I sincerely appreciate your feedback! Yun

zm711 commented 6 months ago

@dingyun321, Unfortunately under the hood Phy relies on openGL. Since Phy is in maintenance mode and not in active development I doubt this will be fixed for you (ie Apple deprecated openGL support many versions ago in Macs).

dingyun321 commented 6 months ago

I see. Do you know the last system version on a Mac that can run Phy?

Thank you very much!

zm711 commented 6 months ago

I don't off the top of my head. Mac's deprecated openGL quite a while ago. So I think one issue you would run into is that the old macOS would also only accept a very old version of openGL which would require a lot of work on getting all the other packages in phy working (which aren't pinned to old openGL) so it would end up being a giant undertaking to get it working. Most people end up just finding a linux or windows computer to do their phy.

louiskang commented 5 months ago

I'm using an Intel Mac with MacOS 14.3.1, and somehow this installation worked for me. I use Intel MKL as my BLAS library, so maybe it would work for you if you remove "libblas=*=*mkl"?

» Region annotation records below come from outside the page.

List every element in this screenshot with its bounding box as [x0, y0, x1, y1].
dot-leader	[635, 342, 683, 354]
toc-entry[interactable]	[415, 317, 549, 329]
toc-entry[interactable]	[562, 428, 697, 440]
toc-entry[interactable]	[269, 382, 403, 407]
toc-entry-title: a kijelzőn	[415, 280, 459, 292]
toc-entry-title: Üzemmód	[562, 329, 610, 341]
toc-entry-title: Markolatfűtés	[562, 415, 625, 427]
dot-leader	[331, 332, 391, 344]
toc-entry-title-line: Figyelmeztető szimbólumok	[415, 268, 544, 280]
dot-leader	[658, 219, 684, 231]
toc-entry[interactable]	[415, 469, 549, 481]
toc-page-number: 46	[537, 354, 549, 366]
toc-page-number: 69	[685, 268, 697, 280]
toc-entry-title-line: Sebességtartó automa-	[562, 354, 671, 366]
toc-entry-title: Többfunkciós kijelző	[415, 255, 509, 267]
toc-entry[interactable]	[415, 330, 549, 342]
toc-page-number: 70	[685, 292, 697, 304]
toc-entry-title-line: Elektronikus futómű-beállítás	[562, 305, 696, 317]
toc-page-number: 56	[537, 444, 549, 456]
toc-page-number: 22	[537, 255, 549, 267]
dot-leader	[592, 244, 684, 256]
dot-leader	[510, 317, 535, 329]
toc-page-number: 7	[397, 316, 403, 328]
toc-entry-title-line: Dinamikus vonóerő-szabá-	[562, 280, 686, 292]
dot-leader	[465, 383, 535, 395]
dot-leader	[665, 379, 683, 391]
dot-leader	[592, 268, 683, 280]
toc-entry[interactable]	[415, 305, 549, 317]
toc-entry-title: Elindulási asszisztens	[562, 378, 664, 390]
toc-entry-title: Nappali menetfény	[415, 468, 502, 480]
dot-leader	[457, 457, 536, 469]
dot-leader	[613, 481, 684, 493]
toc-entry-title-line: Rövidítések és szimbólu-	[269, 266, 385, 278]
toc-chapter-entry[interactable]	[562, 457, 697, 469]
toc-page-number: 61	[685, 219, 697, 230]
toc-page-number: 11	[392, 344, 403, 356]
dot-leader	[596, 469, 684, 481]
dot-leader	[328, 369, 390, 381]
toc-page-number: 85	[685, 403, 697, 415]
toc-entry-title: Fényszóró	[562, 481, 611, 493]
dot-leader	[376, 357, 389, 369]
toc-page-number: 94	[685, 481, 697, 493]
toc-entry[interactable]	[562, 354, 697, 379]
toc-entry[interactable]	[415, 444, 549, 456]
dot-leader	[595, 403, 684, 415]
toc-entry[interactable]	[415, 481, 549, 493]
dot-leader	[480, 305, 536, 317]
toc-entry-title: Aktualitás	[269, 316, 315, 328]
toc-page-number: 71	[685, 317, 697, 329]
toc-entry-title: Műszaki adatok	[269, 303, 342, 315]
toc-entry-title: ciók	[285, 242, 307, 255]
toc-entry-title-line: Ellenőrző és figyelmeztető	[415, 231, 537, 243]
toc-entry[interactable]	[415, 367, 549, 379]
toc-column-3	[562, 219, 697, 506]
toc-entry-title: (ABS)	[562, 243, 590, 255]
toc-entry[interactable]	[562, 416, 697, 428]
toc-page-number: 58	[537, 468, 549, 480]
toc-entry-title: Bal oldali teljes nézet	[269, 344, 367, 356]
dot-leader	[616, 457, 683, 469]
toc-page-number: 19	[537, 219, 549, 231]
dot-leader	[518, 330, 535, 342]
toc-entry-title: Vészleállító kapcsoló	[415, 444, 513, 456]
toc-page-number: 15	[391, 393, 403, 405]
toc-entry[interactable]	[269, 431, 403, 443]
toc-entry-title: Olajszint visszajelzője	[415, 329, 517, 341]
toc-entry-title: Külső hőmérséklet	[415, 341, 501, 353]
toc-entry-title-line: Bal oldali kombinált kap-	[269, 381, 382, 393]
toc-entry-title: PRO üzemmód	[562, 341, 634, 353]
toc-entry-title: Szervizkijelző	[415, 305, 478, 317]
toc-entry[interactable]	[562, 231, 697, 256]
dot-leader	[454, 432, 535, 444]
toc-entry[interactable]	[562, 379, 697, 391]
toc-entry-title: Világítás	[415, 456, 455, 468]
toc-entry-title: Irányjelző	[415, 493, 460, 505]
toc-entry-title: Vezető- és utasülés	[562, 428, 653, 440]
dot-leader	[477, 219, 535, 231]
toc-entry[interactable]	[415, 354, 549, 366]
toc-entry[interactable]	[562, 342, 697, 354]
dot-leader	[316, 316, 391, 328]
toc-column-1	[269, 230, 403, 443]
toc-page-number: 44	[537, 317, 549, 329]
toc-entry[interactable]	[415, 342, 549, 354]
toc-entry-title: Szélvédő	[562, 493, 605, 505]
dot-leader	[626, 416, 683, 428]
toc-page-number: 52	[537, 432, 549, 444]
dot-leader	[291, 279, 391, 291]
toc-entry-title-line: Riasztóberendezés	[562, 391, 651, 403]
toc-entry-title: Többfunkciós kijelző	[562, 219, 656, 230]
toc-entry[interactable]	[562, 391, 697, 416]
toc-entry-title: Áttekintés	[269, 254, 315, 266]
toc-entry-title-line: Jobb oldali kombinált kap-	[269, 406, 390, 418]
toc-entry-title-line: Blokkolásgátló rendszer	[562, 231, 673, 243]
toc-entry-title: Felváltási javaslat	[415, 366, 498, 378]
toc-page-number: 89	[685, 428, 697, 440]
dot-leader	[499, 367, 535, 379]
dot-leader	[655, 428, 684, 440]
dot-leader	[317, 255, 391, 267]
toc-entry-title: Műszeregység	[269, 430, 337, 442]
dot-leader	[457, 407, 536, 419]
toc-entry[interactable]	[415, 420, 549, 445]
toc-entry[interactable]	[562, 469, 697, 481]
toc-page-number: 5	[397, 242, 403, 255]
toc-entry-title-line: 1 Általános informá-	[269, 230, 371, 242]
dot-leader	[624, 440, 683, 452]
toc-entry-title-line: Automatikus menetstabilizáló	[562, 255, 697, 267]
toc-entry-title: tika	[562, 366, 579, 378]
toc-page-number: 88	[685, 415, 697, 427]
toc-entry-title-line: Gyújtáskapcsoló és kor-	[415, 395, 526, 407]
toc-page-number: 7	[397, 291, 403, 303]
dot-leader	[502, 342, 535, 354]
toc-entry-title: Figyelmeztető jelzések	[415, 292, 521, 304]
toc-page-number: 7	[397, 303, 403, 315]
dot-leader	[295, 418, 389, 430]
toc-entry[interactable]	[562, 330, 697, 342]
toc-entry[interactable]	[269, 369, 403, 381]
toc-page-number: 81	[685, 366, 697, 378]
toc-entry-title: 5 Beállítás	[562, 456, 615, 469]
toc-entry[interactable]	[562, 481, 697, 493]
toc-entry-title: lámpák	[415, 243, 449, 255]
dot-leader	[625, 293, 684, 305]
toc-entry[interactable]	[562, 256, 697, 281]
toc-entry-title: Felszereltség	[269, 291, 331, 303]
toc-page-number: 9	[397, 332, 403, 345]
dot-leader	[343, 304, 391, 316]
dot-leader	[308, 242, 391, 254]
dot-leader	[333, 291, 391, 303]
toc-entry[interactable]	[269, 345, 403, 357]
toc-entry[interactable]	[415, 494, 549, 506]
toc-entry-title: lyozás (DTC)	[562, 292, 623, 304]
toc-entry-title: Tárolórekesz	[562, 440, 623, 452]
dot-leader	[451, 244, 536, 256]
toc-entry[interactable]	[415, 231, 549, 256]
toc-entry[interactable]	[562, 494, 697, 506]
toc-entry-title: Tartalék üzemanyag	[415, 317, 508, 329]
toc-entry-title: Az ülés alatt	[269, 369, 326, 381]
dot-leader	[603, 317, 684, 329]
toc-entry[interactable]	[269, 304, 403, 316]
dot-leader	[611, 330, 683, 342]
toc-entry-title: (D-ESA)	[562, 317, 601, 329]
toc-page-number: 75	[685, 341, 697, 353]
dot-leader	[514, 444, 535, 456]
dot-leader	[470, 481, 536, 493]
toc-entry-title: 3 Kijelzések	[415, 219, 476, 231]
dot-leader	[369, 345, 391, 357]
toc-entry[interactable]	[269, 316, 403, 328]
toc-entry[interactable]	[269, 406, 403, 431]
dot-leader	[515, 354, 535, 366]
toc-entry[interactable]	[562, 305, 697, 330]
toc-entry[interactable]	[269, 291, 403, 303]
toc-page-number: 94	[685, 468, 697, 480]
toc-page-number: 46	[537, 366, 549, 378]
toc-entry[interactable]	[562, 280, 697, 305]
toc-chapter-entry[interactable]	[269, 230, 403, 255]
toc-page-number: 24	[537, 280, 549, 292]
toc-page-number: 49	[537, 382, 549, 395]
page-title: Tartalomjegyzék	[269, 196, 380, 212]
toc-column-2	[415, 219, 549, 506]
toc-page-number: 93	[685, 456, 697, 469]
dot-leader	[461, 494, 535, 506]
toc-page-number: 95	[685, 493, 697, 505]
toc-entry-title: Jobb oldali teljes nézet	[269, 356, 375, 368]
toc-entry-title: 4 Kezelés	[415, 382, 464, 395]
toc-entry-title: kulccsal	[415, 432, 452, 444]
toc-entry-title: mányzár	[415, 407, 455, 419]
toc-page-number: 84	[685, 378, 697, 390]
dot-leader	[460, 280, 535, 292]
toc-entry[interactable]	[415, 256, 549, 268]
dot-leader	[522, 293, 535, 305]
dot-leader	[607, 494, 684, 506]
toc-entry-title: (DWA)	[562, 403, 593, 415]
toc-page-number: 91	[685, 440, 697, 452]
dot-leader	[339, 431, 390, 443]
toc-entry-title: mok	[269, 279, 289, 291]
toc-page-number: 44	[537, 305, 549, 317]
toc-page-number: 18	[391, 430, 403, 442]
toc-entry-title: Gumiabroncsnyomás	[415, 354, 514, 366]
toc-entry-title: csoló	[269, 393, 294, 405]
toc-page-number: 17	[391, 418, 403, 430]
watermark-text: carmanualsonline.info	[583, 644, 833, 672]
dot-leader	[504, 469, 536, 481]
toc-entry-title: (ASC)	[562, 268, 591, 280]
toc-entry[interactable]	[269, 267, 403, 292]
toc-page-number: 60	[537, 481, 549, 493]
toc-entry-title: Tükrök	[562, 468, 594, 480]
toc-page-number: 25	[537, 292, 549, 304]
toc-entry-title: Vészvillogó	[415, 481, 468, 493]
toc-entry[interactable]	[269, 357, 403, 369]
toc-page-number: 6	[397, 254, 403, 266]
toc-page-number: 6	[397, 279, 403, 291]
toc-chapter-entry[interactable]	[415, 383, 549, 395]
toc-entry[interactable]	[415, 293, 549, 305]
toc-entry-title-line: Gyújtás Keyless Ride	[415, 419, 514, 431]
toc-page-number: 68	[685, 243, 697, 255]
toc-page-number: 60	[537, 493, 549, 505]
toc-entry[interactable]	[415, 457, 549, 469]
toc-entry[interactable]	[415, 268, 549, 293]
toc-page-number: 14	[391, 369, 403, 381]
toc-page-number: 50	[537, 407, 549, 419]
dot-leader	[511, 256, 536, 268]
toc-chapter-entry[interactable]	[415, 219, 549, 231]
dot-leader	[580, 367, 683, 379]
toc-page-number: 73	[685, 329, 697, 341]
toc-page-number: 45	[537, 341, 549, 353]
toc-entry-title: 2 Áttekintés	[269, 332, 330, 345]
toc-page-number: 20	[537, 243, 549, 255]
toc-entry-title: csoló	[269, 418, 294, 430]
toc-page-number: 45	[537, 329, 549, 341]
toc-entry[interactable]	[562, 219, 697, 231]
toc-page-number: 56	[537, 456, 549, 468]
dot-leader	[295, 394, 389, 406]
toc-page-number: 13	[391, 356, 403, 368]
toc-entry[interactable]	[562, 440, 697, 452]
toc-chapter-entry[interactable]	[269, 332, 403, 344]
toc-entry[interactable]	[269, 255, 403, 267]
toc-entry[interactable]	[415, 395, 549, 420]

conda create -n phy python=3.9 numpy=1.23 "libblas=*=*mkl"
conda activate phy
pip install phy --pre --upgrade
pip uninstall pyqt5 pyqtwebengine
pip install pyqt5==5.14.2 pyqtwebengine==5.14.0
YufeiSi commented 3 weeks ago

I'm using an Intel Mac with MacOS 14.3.1, and somehow this installation worked for me. I use Intel MKL as my BLAS library, so maybe it would work for you if you remove "libblas=*=*mkl"?

conda create -n phy python=3.9 numpy=1.23 "libblas=*=*mkl"
conda activate phy
pip install phy --pre --upgrade
pip uninstall pyqt5 pyqtwebengine
pip install pyqt5==5.14.2 pyqtwebengine==5.14.0

This helped my Mac (MacOS 13.0.1, Intel) when removed "libblas==mkl". I wasn't able to install the versions listed here for pyqt5 and pyqtwebengine on my M1 Mac with MacOS 14.4.1 though.